Rubriche

Smodate esultanze: un calcio allo stile

Mauro Berruto mercoledì 8 marzo 2017
L'argomento delle esultanze fuori luogo nel mondo del calcio è di quelli ciclici e riemerge, ineluttabilmente, di tanto in tanto. L'occasione, questa settimana, ce la offre Dries Mertens, attaccante belga del Napoli, che dopo un bellissimo goal segnato all'Olimpico contro la Roma, ha pensato bene di correre con l'indice sulle labbra come a intimare silenzio (gesto che già di suo è abbastanza sgradevole), fino a mettersi a quattro zampe e mimare il gesto di un cane che fa la pipì contro la bandierina del calcio d'angolo. Dire che lo Stadio Olimpico non abbia apprezzato è un po' riduttivo, anche se poi lui ha cercato di rimediare postando la fotografia della sua cagnetta Juliette che lo ringraziava per la dedica (evidentemente entusiasta pur se, essendo femmina, non particolarmente avvezza al gesto del suo padrone).
Mertens è un grande calciatore che gioca in una grande squadra e avrebbe potuto risparmiarci la replica della stessa stupidaggine di cui già si erano resi protagonisti in passato il nigeriano Finidi, Felipe Melo ai tempi del Galatasaray e il venezuelano Danny con la squadra russa dello Zenit San Pietroburgo. Insomma, neanche l'attenuante dell'originalità!
L'escalation delle esultanze scomposte sembra essersi impossessata dei goleador di tutto il mondo nell'ultimo ventennio. I veri intenditori potranno ricordare, all'inizio degli anni 80 del Novecento, l'esile brasiliano Juary che con la maglia verde dell'Avellino festeggiò 13 goal con la danza della bandierina, fatta di piccoli passetti a ritmo altissimo. Gli anni 90 ci proposero le mitragliate di Batistuta, i trenini del Bari, l'aeroplanino di Montella, le maglie prima portate sul viso (Ravanelli) e poi sfilate e lanciate per aria (ma perché poi? Per dimostrare che quello che c'è sotto e più importante della maglia stessa?). Gli anni recenti ci hanno fatto sospettare di calciatori capaci di passare più tempo a provare esultanze che ad allenarsi: come dimenticare le coreografie della squadra islandese dello Stjarnan? Dalla bicicletta umana al "parto della palla", dal tuffo in piscina alla pesca del salmone. L'evoluzione del festeggiamento smodato è stato il non-festeggiamento: atleti piantati in mezzo al campo come se volessero guardare negli occhi, uno per uno, tutti i tifosi sugli spalti (Eric Cantona, ma anche il nostro Balotelli) oppure con lo sguardo artificialmente mogio per aver segnato a una delle decine di squadre cambiate nel corso della carriera.

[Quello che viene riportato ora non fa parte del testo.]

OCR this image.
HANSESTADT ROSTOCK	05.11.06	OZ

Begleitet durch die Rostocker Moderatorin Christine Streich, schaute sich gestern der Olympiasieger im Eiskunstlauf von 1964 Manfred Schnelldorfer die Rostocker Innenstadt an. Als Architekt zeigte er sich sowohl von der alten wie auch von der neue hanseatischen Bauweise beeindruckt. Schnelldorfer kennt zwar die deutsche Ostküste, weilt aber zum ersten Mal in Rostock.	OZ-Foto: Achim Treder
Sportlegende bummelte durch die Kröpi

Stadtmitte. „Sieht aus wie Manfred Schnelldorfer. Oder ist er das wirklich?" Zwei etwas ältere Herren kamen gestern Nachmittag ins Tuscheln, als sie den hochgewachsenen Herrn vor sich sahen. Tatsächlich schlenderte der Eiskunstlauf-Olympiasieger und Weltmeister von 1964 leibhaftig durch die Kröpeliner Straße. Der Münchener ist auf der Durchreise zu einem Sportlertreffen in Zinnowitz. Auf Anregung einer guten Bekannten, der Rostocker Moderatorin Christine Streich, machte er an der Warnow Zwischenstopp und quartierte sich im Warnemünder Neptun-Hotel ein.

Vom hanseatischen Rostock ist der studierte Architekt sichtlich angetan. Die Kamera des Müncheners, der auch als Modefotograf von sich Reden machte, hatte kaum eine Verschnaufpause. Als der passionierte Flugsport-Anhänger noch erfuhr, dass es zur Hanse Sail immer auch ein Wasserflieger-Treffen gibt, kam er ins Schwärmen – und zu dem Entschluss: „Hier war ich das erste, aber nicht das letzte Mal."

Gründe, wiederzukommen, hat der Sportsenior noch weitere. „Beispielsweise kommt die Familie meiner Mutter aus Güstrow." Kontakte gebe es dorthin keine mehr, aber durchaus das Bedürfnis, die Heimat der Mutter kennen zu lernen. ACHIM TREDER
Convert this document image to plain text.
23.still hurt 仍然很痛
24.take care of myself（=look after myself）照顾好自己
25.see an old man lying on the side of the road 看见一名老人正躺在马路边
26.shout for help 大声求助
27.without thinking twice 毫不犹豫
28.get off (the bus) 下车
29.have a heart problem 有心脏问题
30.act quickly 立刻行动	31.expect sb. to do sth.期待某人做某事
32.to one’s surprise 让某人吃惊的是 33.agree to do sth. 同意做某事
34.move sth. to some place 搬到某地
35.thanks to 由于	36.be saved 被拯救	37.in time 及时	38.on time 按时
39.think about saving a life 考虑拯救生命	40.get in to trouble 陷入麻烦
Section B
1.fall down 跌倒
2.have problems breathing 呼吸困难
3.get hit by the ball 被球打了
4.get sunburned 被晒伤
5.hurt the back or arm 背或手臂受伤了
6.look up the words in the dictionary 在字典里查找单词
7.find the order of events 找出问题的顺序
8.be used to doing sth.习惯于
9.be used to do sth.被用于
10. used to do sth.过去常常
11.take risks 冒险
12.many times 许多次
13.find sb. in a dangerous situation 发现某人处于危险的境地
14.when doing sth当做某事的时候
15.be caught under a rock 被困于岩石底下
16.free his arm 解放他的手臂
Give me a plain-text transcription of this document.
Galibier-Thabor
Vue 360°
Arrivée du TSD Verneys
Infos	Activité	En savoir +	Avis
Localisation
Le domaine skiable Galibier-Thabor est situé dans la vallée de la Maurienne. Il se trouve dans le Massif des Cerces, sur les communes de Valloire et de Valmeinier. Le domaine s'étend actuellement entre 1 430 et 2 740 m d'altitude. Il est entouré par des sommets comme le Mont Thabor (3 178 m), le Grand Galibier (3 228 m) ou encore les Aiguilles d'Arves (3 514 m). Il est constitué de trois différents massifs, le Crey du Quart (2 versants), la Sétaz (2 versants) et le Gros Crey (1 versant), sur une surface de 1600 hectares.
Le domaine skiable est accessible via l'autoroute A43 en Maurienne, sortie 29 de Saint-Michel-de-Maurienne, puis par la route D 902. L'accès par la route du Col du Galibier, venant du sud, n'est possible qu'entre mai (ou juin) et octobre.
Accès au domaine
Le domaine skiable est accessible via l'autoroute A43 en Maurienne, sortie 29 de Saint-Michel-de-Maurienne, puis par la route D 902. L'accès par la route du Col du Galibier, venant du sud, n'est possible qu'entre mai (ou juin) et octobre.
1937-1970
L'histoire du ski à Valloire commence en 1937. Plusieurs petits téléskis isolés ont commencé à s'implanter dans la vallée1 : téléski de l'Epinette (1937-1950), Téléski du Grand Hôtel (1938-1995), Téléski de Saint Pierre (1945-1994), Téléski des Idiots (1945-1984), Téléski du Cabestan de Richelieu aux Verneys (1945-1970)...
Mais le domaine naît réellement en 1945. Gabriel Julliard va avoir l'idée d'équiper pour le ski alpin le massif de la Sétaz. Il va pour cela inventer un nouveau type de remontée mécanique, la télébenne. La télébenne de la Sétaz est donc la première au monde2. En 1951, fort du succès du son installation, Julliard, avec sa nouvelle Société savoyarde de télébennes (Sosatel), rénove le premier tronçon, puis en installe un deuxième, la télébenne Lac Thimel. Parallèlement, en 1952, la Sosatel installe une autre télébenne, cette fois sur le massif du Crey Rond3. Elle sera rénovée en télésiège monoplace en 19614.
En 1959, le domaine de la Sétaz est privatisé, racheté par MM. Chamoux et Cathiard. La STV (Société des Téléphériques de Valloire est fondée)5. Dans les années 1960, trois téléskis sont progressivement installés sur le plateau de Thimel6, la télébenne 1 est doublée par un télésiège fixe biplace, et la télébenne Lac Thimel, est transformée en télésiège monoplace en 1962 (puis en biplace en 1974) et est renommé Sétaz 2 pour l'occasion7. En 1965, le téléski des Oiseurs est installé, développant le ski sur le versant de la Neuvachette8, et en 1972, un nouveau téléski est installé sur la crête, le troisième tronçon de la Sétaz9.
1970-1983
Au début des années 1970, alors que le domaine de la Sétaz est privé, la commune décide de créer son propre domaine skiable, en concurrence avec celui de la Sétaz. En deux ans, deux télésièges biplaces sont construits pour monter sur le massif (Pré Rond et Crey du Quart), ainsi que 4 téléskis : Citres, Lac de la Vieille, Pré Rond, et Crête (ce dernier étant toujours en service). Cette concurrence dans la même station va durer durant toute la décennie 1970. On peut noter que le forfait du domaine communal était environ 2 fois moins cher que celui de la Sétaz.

Implorando una moratoria a questa inutile rincorsa all'esultanza più inutile, scelgo come mio testimonial il calciatore polacco Kuba Blaszczykowski, centrocampista della Fiorentina nel campionato scorso, quest'anno al Wolfsburg. Kuba ogni volta che segna ripropone un gesto semplice: due dita che indicano il cielo, gli occhi rivolti verso l'alto. Nel 1996, all'età di undici anni, quegli occhi di bambino videro suo padre accoltellare a morte la mamma Anna. Dopo ogni gol Kuba dipinge un gesto misurato, affettuoso che ci ricorda come le grandi imprese personali passino attraverso il superamento di grandi difficoltà o dolori enormi. «So che qualsiasi cosa accadrà, ho già vissuto di peggio», ripete spesso Kuba, dichiarando di essere fortunato a poter fare, nella vita, il mestiere che sognava di fare. Un bell'esempio per tanti suoi coetanei, da appuntarsi e ricordare.